Blizzard’s (traditional) way of operating is to release games on their own schedule, when “done”; Activision’s way of operating is to release something every year, like clockwork. The mobile Diablo really feels like Activision’s influence - or Blizzard converging in their corporate culture.
But there’s not much that can be done - Blizzard was always wholly owned by Vivendi who merged with Activision. So while they may be partners in name, they aren’t in reality.

Game industry employment is already often pretty temporary. (A coworker once described game developers as “migrant labor.”) It’s not uncommon to have a job only for the development period for a particular game (at best), even as an employee. The move to turn employees into contract workers has been a pretty transparent dodge by the game industry to avoid following basic labor laws (after they got in trouble for violating them).

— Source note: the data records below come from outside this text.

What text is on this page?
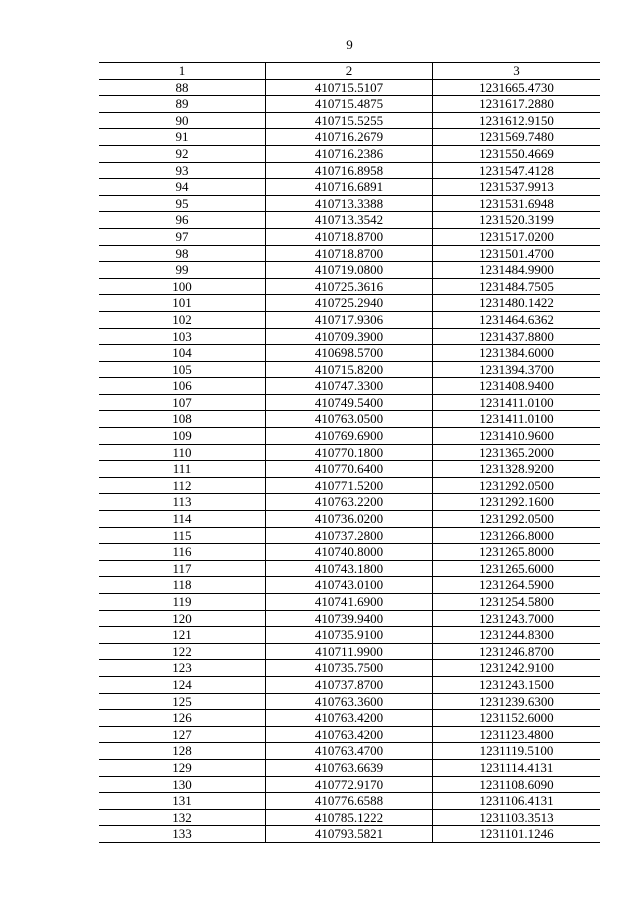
9
1	2	3
88	410715.5107	1231665.4730
89	410715.4875	1231617.2880
90	410715.5255	1231612.9150
91	410716.2679	1231569.7480
92	410716.2386	1231550.4669
93	410716.8958	1231547.4128
94	410716.6891	1231537.9913
95	410713.3388	1231531.6948
96	410713.3542	1231520.3199
97	410718.8700	1231517.0200
98	410718.8700	1231501.4700
99	410719.0800	1231484.9900
100	410725.3616	1231484.7505
101	410725.2940	1231480.1422
102	410717.9306	1231464.6362
103	410709.3900	1231437.8800
104	410698.5700	1231384.6000
105	410715.8200	1231394.3700
106	410747.3300	1231408.9400
107	410749.5400	1231411.0100
108	410763.0500	1231411.0100
109	410769.6900	1231410.9600
110	410770.1800	1231365.2000
111	410770.6400	1231328.9200
112	410771.5200	1231292.0500
113	410763.2200	1231292.1600
114	410736.0200	1231292.0500
115	410737.2800	1231266.8000
116	410740.8000	1231265.8000
117	410743.1800	1231265.6000
118	410743.0100	1231264.5900
119	410741.6900	1231254.5800
120	410739.9400	1231243.7000
121	410735.9100	1231244.8300
122	410711.9900	1231246.8700
123	410735.7500	1231242.9100
124	410737.8700	1231243.1500
125	410763.3600	1231239.6300
126	410763.4200	1231152.6000
127	410763.4200	1231123.4800
128	410763.4700	1231119.5100
129	410763.6639	1231114.4131
130	410772.9170	1231108.6090
131	410776.6588	1231106.4131
132	410785.1222	1231103.3513
133	410793.5821	1231101.1246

The benefits of unions in the movie industry really are relevant to game workers: keeping health benefits after layoffs; getting consistent credit, better pay and things like residuals. People seem to think game developers get at least something like residuals for having created hit games, but they don’t. Friends who worked at Blizzard got paid a modest salary and a few bonuses that didn’t remotely compensate them for the abusive work hours that destroyed all their marriages, much less any compensation for having created a billion+ dollar IP for the company.